论文标题
使用混合效应模型从相关数据集学习贝叶斯网络
Using Mixed-Effects Models to Learn Bayesian Networks from Related Data Sets
论文作者
论文摘要
我们通常认为,在学习贝叶斯网络的结构时,数据是一组均匀的观察值。但是,它们通常包括相关但不相关的不同数据集,因为它们是以不同的方式收集或从不同的人群中收集的。 在我们以前的工作(Azzimonti,Corani和Scutari,2021年)中,我们提出了离散数据的封闭形式的贝叶斯层次级别得分,该分散数据将相关数据集的信息汇集以学习单个包含的网络结构,同时考虑到其概率结构的差异。在本文中,我们提供了一种类似的解决方案,用于使用混合效应模型从连续数据中学习贝叶斯网络,以在相关数据集中汇总信息。我们研究了其结构,参数,预测和分类的精度,我们表明它的表现优于有条件的高斯贝叶斯网络(不执行任何合并)和古典高斯贝叶斯网络(这无视数据的异质性质)。对于低样本量和不平衡数据集的改进标记。
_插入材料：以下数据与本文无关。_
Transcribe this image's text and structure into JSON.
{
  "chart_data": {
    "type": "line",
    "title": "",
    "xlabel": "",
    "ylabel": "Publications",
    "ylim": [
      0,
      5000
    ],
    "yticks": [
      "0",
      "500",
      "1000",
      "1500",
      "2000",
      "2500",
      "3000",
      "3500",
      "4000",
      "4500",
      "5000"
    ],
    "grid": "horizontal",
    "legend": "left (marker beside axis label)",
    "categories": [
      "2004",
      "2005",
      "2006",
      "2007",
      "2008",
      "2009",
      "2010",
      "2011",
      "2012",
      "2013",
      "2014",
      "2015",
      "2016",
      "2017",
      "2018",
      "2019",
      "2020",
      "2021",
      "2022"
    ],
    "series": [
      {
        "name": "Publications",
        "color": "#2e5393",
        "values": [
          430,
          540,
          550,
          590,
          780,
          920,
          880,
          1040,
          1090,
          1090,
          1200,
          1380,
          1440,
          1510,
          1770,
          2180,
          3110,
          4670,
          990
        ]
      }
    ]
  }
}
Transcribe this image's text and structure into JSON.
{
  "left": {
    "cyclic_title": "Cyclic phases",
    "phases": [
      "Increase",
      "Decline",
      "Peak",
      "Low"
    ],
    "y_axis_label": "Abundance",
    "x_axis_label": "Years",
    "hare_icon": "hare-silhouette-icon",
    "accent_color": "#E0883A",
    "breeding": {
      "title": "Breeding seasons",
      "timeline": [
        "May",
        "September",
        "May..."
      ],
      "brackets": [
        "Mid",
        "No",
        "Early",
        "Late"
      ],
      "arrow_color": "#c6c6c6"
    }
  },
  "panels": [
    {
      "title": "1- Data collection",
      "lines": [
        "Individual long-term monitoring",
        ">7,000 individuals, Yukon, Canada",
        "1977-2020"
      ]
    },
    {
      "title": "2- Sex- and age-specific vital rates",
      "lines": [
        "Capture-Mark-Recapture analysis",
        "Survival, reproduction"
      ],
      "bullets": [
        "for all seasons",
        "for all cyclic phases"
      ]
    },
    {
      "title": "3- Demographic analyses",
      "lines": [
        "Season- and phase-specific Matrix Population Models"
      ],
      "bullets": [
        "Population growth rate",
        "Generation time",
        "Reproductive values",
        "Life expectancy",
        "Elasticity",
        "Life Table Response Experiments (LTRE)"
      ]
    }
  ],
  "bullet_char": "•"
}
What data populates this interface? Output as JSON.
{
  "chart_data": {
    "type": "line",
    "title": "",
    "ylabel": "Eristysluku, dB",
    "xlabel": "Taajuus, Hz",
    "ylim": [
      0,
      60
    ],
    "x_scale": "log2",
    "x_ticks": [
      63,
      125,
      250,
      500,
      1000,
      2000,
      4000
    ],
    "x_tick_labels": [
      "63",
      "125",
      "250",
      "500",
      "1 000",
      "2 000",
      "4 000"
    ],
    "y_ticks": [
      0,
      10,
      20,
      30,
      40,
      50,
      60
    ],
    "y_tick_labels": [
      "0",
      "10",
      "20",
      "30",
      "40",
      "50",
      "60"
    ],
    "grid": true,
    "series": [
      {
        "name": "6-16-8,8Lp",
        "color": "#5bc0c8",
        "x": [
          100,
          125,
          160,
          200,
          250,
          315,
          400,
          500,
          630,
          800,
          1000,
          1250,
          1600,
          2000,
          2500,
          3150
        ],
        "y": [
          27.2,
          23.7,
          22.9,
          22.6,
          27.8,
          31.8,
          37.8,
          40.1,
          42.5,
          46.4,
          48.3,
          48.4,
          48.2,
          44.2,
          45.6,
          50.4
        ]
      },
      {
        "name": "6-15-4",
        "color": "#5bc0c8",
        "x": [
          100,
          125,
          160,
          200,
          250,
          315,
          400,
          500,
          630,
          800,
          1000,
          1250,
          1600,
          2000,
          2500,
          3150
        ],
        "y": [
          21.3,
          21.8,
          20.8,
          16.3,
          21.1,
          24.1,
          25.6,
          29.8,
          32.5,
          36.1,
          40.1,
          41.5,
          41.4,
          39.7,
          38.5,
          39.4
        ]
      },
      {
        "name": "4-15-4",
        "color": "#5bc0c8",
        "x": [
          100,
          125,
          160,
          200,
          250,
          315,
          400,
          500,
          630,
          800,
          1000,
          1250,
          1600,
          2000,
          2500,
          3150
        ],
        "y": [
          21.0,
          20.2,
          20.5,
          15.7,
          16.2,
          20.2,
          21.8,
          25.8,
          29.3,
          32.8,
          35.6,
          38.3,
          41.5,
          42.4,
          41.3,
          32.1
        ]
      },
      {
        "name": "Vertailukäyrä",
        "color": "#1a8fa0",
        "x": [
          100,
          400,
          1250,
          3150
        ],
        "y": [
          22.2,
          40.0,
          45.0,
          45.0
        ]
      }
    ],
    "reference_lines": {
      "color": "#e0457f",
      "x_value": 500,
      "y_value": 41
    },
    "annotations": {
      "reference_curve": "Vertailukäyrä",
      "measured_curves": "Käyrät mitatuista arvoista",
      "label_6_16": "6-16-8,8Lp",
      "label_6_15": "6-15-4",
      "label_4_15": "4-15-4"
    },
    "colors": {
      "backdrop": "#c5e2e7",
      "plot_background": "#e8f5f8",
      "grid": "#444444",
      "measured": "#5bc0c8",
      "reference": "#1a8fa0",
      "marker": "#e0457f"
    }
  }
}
We commonly assume that data are a homogeneous set of observations when learning the structure of Bayesian networks. However, they often comprise different data sets that are related but not homogeneous because they have been collected in different ways or from different populations. In our previous work (Azzimonti, Corani and Scutari, 2021), we proposed a closed-form Bayesian Hierarchical Dirichlet score for discrete data that pools information across related data sets to learn a single encompassing network structure, while taking into account the differences in their probabilistic structures. In this paper, we provide an analogous solution for learning a Bayesian network from continuous data using mixed-effects models to pool information across the related data sets. We study its structural, parametric, predictive and classification accuracy and we show that it outperforms both conditional Gaussian Bayesian networks (that do not perform any pooling) and classical Gaussian Bayesian networks (that disregard the heterogeneous nature of the data). The improvement is marked for low sample sizes and for unbalanced data sets.